Ramos-Remus C, Watters C A, Dyke L, Suarez-Almazor M E, Russell A S

机构信息

Department of Medicine, University of Alberta, Edmonton, Canada.

出版信息

J Rheumatol. 1999 Nov;26(11):2468-74.

Abstract

OBJECTIVE

To assess the prevalence and characteristics of the use of nonconventional remedies (NCR) and to determine the type of health locus of control that the users of NCR may have.

METHODS

We conducted a cross sectional survey of 200 patients with rheumatic diseases at 3 outpatient rheumatic clinics in Edmonton, Canada. A face-to-face structured interview was administered by a trained assistant to evaluate the prevalence of use, and patient beliefs, perceptions, and expectations in relation to NCR. To assess locus of control the Multidimensional Health Locus of Control (MHLC) instrument was applied.

RESULTS

One-hundred nineteen patients (60%) had used a total of 530 NCR (range 1-25) in the previous 12 months; 94 (79%) of these patients used 309 NCR (mean of 3, range 1-15 remedies). Forty-seven percent had received at least one NCR before the first rheumatology consultation, but an additional 8% initiated NCR after their initial contact with a rheumatologist at our clinics.
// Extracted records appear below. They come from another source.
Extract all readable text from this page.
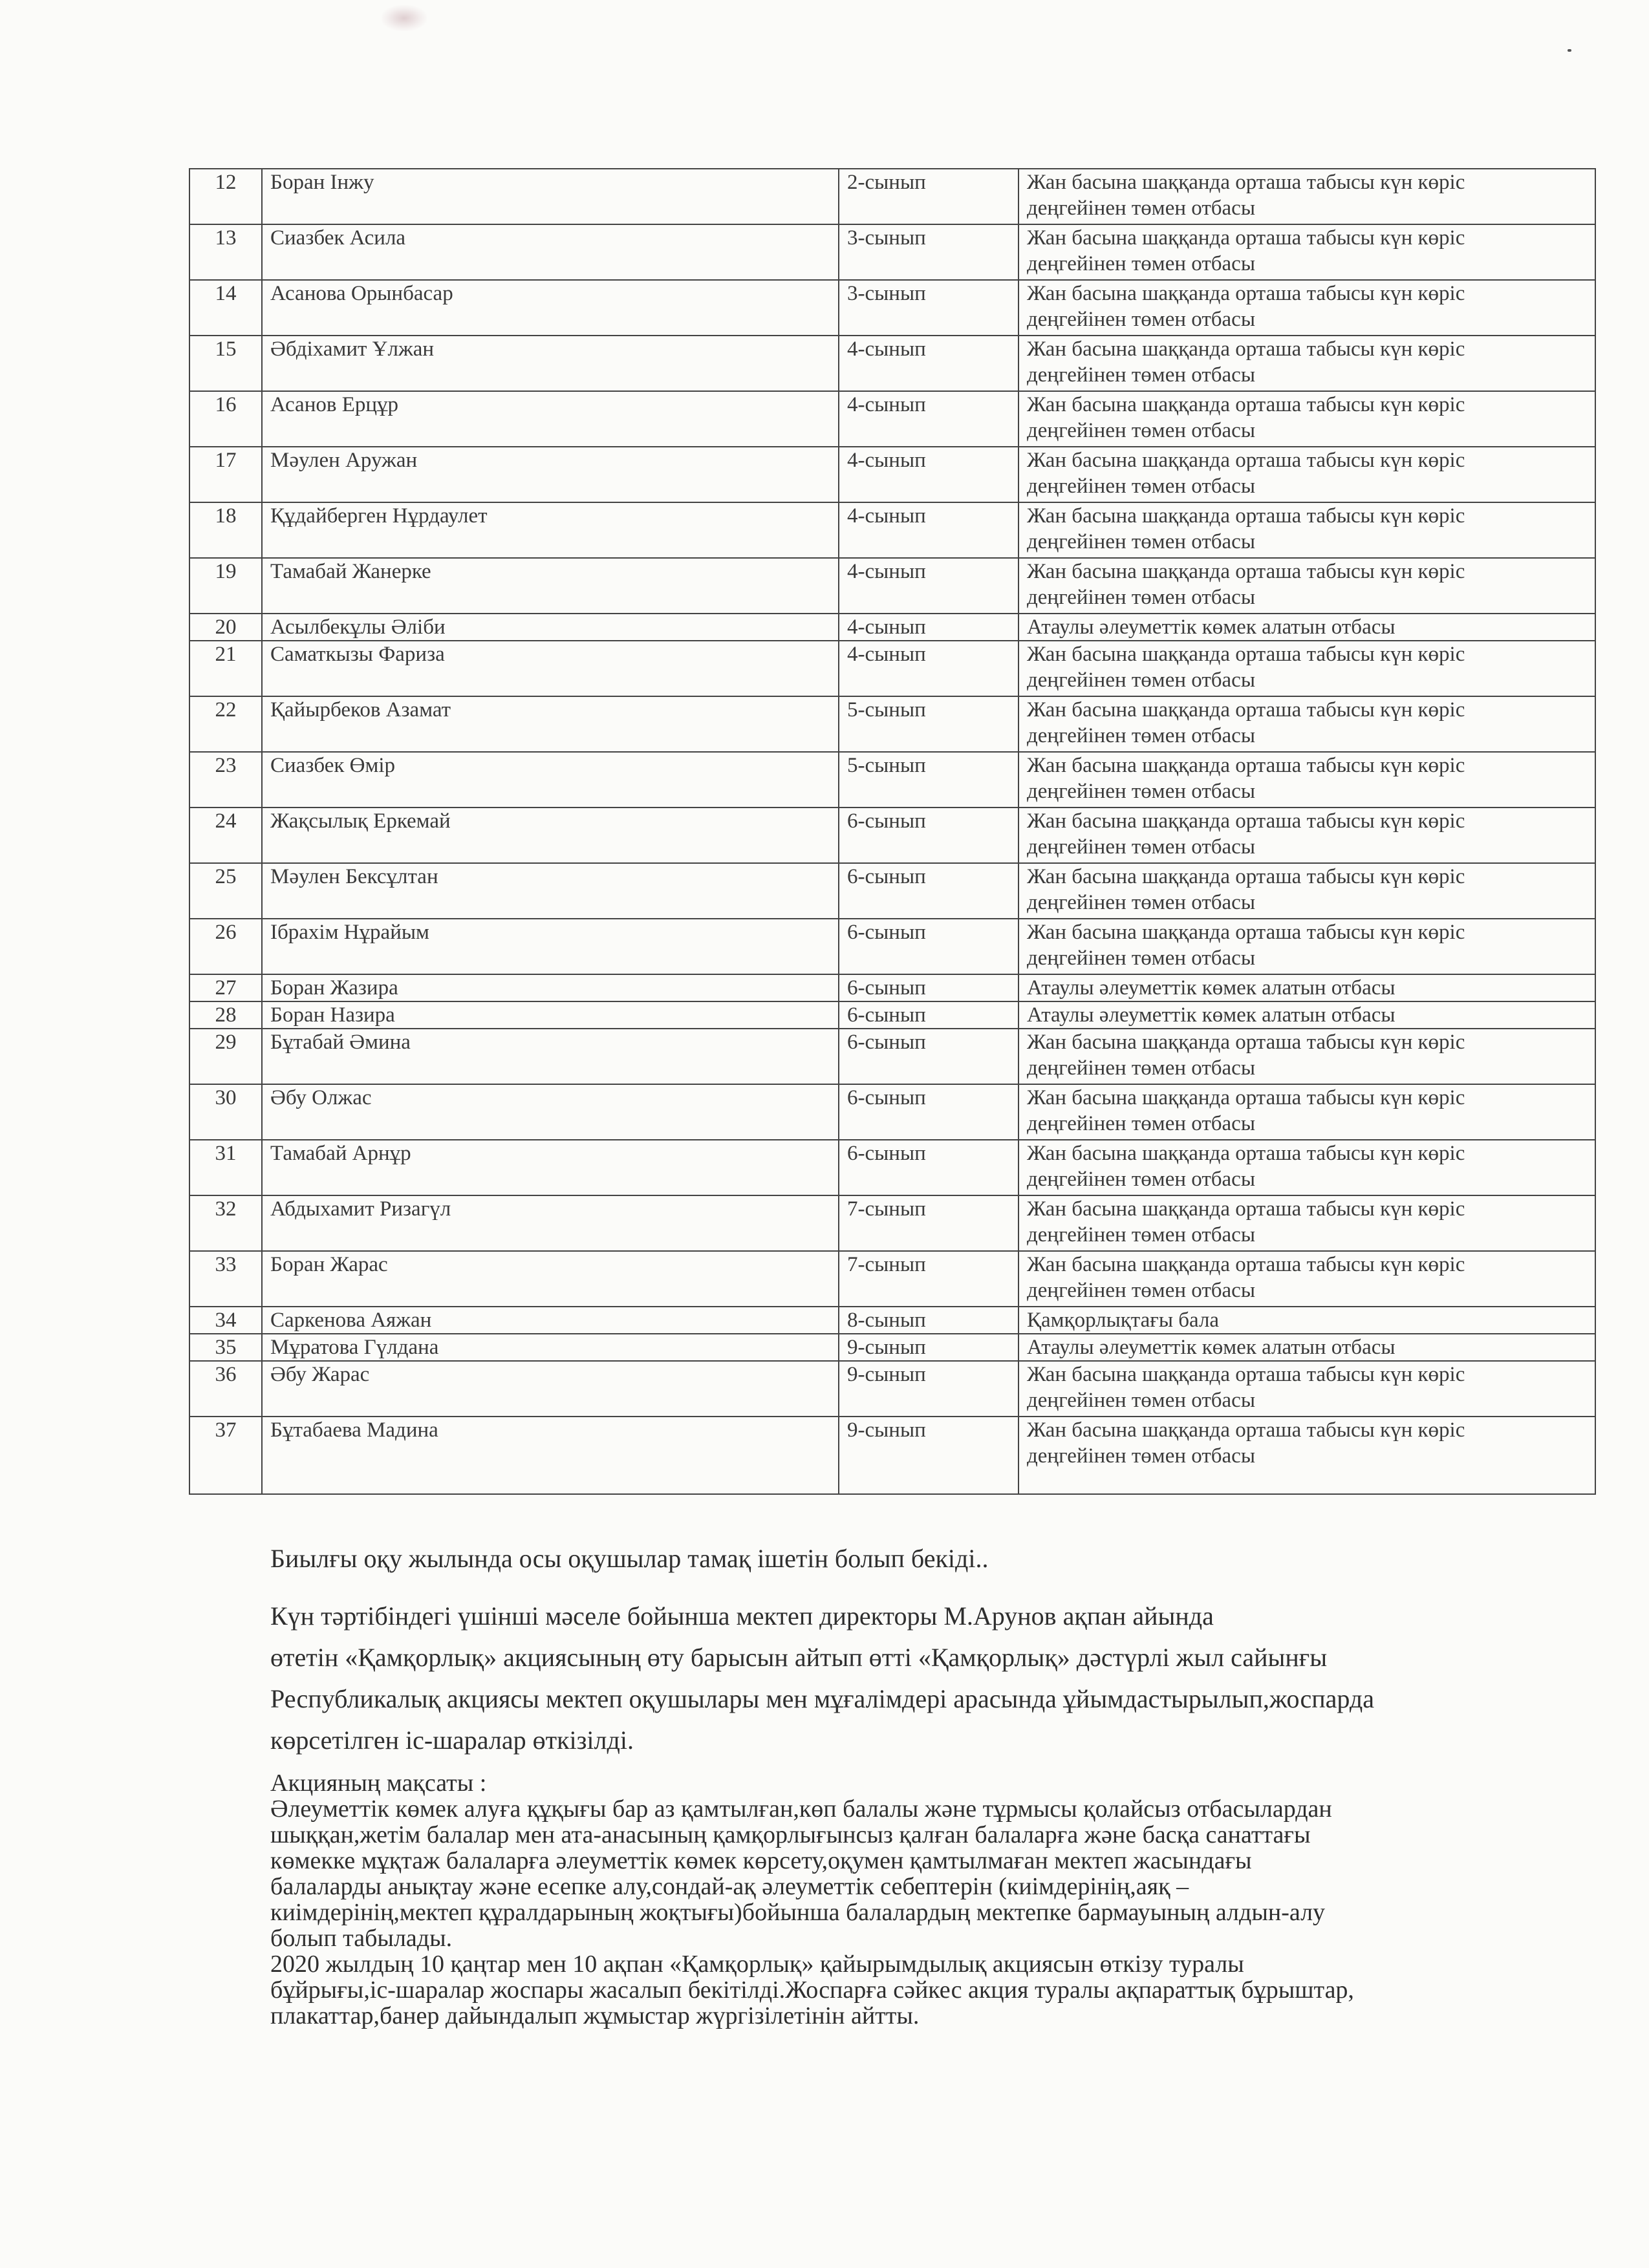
12	Боран Інжу	2-сынып	Жан басына шаққанда орташа табысы күн көріс
деңгейінен төмен отбасы

13	Сиазбек Асила	3-сынып	Жан басына шаққанда орташа табысы күн көріс
деңгейінен төмен отбасы

14	Асанова Орынбасар	3-сынып	Жан басына шаққанда орташа табысы күн көріс
деңгейінен төмен отбасы

15	Әбдіхамит Ұлжан	4-сынып	Жан басына шаққанда орташа табысы күн көріс
деңгейінен төмен отбасы

16	Асанов Ерцұр	4-сынып	Жан басына шаққанда орташа табысы күн көріс
деңгейінен төмен отбасы

17	Мәулен Аружан	4-сынып	Жан басына шаққанда орташа табысы күн көріс
деңгейінен төмен отбасы

18	Құдайберген Нұрдаулет	4-сынып	Жан басына шаққанда орташа табысы күн көріс
деңгейінен төмен отбасы

19	Тамабай Жанерке	4-сынып	Жан басына шаққанда орташа табысы күн көріс
деңгейінен төмен отбасы

20	Асылбекұлы Әліби	4-сынып	Атаулы әлеуметтік көмек алатын отбасы

21	Саматкызы Фариза	4-сынып	Жан басына шаққанда орташа табысы күн көріс
деңгейінен төмен отбасы

22	Қайырбеков Азамат	5-сынып	Жан басына шаққанда орташа табысы күн көріс
деңгейінен төмен отбасы

23	Сиазбек Өмір	5-сынып	Жан басына шаққанда орташа табысы күн көріс
деңгейінен төмен отбасы

24	Жақсылық Еркемай	6-сынып	Жан басына шаққанда орташа табысы күн көріс
деңгейінен төмен отбасы

25	Мәулен Бексұлтан	6-сынып	Жан басына шаққанда орташа табысы күн көріс
деңгейінен төмен отбасы

26	Ібрахім Нұрайым	6-сынып	Жан басына шаққанда орташа табысы күн көріс
деңгейінен төмен отбасы

27	Боран Жазира	6-сынып	Атаулы әлеуметтік көмек алатын отбасы

28	Боран Назира	6-сынып	Атаулы әлеуметтік көмек алатын отбасы

29	Бұтабай Әмина	6-сынып	Жан басына шаққанда орташа табысы күн көріс
деңгейінен төмен отбасы

30	Әбу Олжас	6-сынып	Жан басына шаққанда орташа табысы күн көріс
деңгейінен төмен отбасы

31	Тамабай Арнұр	6-сынып	Жан басына шаққанда орташа табысы күн көріс
деңгейінен төмен отбасы

32	Абдыхамит Ризагүл	7-сынып	Жан басына шаққанда орташа табысы күн көріс
деңгейінен төмен отбасы

33	Боран Жарас	7-сынып	Жан басына шаққанда орташа табысы күн көріс
деңгейінен төмен отбасы

34	Саркенова Аяжан	8-сынып	Қамқорлықтағы бала

35	Мұратова Гүлдана	9-сынып	Атаулы әлеуметтік көмек алатын отбасы

36	Әбу Жарас	9-сынып	Жан басына шаққанда орташа табысы күн көріс
деңгейінен төмен отбасы

37	Бұтабаева Мадина	9-сынып	Жан басына шаққанда орташа табысы күн көріс
деңгейінен төмен отбасы
Биылғы оқу жылында осы оқушылар тамақ ішетін болып бекіді..
Күн тәртібіндегі үшінші мәселе бойынша мектеп директоры М.Арунов ақпан айында
өтетін «Қамқорлық» акциясының өту барысын айтып өтті «Қамқорлық» дәстүрлі жыл сайынғы
Республикалық акциясы мектеп оқушылары мен мұғалімдері арасында ұйымдастырылып,жоспарда
көрсетілген іс-шаралар өткізілді.
Акцияның мақсаты :
Әлеуметтік көмек алуға құқығы бар аз қамтылған,көп балалы және тұрмысы қолайсыз отбасылардан
шыққан,жетім балалар мен ата-анасының қамқорлығынсыз қалған балаларға және басқа санаттағы
көмекке мұқтаж балаларға әлеуметтік көмек көрсету,оқумен қамтылмаған мектеп жасындағы
балаларды анықтау және есепке алу,сондай-ақ әлеуметтік себептерін (киімдерінің,аяқ –
киімдерінің,мектеп құралдарының жоқтығы)бойынша балалардың мектепке бармауының алдын-алу
болып табылады.
2020 жылдың 10 қаңтар мен 10 ақпан «Қамқорлық» қайырымдылық акциясын өткізу туралы
бұйрығы,іс-шаралар жоспары жасалып бекітілді.Жоспарға сәйкес акция туралы ақпараттық бұрыштар,
плакаттар,банер дайындалып жұмыстар жүргізілетінін айтты.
Only 22 (18%) of the patients using NCR notified their rheumatologist about their use. The mean reported expenditures for the users of NCR in the past 12 months were $260.00 CDN per patient (range 0 to $3,520), and the mean reported expenditures for the ever users of NCR were $730.00 CDN (range 0 to $9,720). Patients who used NCR in the past 12 months were younger (52 +/- 14 vs 58 +/- 15 yrs; p = 0.003), slightly more disabled (1.26 vs 1.11, modified Health Assessment Questionnaire; p = 0.006), and in the middle income class (p < 0.001). Possible associations between MHLC and the use of NCR were assessed in different ways in the logistic regression models, including the entry of MHLC subscales as means or class intervals, and NCR as users versus no users, or as higher users (> 4 NCR) versus no users of NCR. The use of NCR, ever or in the past 12 months, did not have statistical association with any of the subscales of the MHLC.

CONCLUSION

In this survey over one-half of patients used NCR for treatment of their rheumatic disease. NCR were costly and the MHLC scales scores alone did not explain all the variance in health behaviors. Other contributing factors such as perceived severity of the disease, health motivation, or previous behavior should be addressed in further research.